Protocol for spatial metabolomics and isotope tracing in the mouse brain

Abstract

Mass spectrometry imaging enables high-resolution spatial chemical mapping, yet its application for dynamic analysis with tracers poses challenges. Here, we present a protocol for spatial metabolomics and isotope tracing in the mouse brain. We describe steps for tracer administration, tissue collection, and cryosectioning. We then detail procedures for matrix application, ion identification, and data analysis. This protocol delivers high-quality spatial metabolomics data and is well suited for region-specific tracing analysis in the brain.

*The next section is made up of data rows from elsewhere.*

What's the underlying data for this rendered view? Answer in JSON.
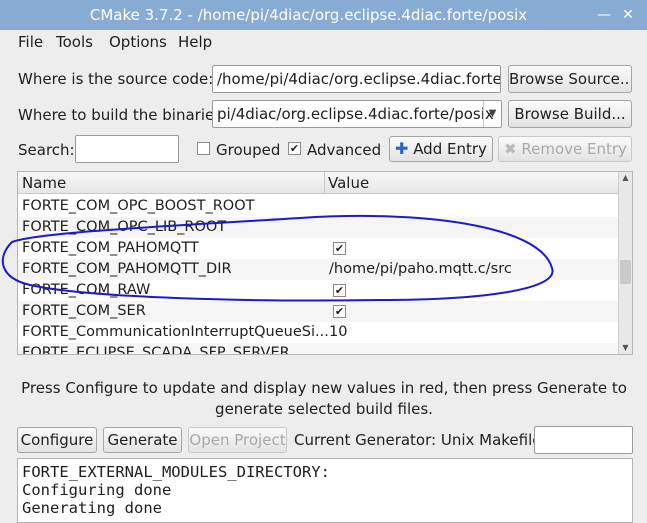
{
  "window": {
    "title": "CMake 3.7.2 - /home/pi/4diac/org.eclipse.4diac.forte/posix",
    "minimize": "—",
    "close": "✕"
  },
  "menu": [
    "File",
    "Tools",
    "Options",
    "Help"
  ],
  "source": {
    "label": "Where is the source code:",
    "value": "/home/pi/4diac/org.eclipse.4diac.forte",
    "browse": "Browse Source..."
  },
  "build": {
    "label": "Where to build the binaries:",
    "value": "pi/4diac/org.eclipse.4diac.forte/posix",
    "browse": "Browse Build..."
  },
  "search": {
    "label": "Search:",
    "value": ""
  },
  "options": {
    "grouped": {
      "label": "Grouped",
      "checked": false
    },
    "advanced": {
      "label": "Advanced",
      "checked": true
    },
    "add_entry": "Add Entry",
    "remove_entry": "Remove Entry"
  },
  "table": {
    "headers": [
      "Name",
      "Value"
    ],
    "rows": [
      {
        "name": "FORTE_COM_OPC_BOOST_ROOT",
        "value": "",
        "checkbox": false
      },
      {
        "name": "FORTE_COM_OPC_LIB_ROOT",
        "value": "",
        "checkbox": false
      },
      {
        "name": "FORTE_COM_PAHOMQTT",
        "value": "✔",
        "checkbox": true
      },
      {
        "name": "FORTE_COM_PAHOMQTT_DIR",
        "value": "/home/pi/paho.mqtt.c/src",
        "checkbox": false
      },
      {
        "name": "FORTE_COM_RAW",
        "value": "✔",
        "checkbox": true
      },
      {
        "name": "FORTE_COM_SER",
        "value": "✔",
        "checkbox": true
      },
      {
        "name": "FORTE_CommunicationInterruptQueueSi...",
        "value": "10",
        "checkbox": false
      },
      {
        "name": "FORTE_ECLIPSE_SCADA_SFP_SERVER",
        "value": "",
        "checkbox": false
      }
    ]
  },
  "hint": "Press Configure to update and display new values in red, then press Generate to generate selected build files.",
  "actions": {
    "configure": "Configure",
    "generate": "Generate",
    "open_project": "Open Project",
    "generator_label": "Current Generator: Unix Makefiles",
    "generator_value": ""
  },
  "output": [
    "FORTE_EXTERNAL_MODULES_DIRECTORY:",
    "Configuring done",
    "Generating done"
  ],
  "colors": {
    "titlebar": "#87abd3",
    "annotation": "#1a1acf"
  }
}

Keywords: mass spectrometry; metabolism; neuroscience.

Graphical abstract

Figure 1

Tissue collection and preparation for sectioning (A) Dissection setup. (B) Measuring blood glucose before ¹³C-glucose injection. (C) Intraperitoneal injection of the ¹³C tracer. (D) Dissected brain illustration. (E) Separating brain hemispheres with a blade. (F) Midline region of the hemisphere after separation. (G) Hemisphere placement in the molding block. (H) Tissue freezing on dry ice.

Figure 2

Sectioning the brain tissue (A) Tissue placement in the cryostat chamber. (B) Application of OCT to the chuck. (C) Positioning the brain tissue laterally with the midline facing up. (D) Checking ITO slide conductivity. (E) Tissue sectioning. (F) Mounting tissue on the conductive side of the ITO slide. (G) Warming the tissue slightly with a finger to aid attachment. (H) Storing tissue in a 50 mL tube on dry ice before freezing at −80°C.

Figure 3

Matrix deposition (A) ITO slide before processing. (B and C) Loading the matrix into the matrix deposition boat for even distribution. (D) Placing the matrix and ITO slide side by side in the IMLayer. (E) Starting the matrix deposition process after preparing settings. (F) Checking the chamber temperature before opening to avoid burns. (G) ITO slide after matrix deposition. (H) Placing the slide in the appropriate cassette and (I) inserting it into the IMScope.

Figure 4

Analysis of MSI data (A) Metabolite distribution by signal intensity (left panel, red: high intensity, blue: low intensity), UMAP analysis (middle panel), segmentation distribution (right panel). (B) Region of interest of the cortex and cerebellum (left panel), UMAP analysis of cortex (top-middle panel) and cerebellum (bottom-middle panel) region, segmentation distribution of cortex (top-right panel) and cerebellum (bottom-right panel) region. (C) Chemical composition for each cluster of the entire brain (left panel), cortex (middle panel), and cerebellum (right panel). (D) Schematic of [U-¹³C]glucose metabolism and ¹³C tracer distribution across downstream metabolites. (E) Anatomical distribution of M0 (unlabeled) and M2 (labeled with two ¹³C carbons) of key metabolites derived from [U-¹³C]glucose, with enrichment analysis shown in the heatmap. (F) M0 and M2 isotopologue enrichment analysis of glutamate, glutamine, and GABA from MSI (N = 3 mice), as well as cerebellum and cortex extracts (N = 8) analyzed by GC-MS, from P21 mice administered the same [U-¹³C]glucose injection protocol. The Pearson correlation analysis (top-left panel, R = 0.86) between MSI and GC-MS is also illustrated, demonstrating the strong agreement between both methods. An unpaired Student’s t-test was used to perform statistical comparisons between groups. ∗p < 0.05, ∗∗p < 0.01.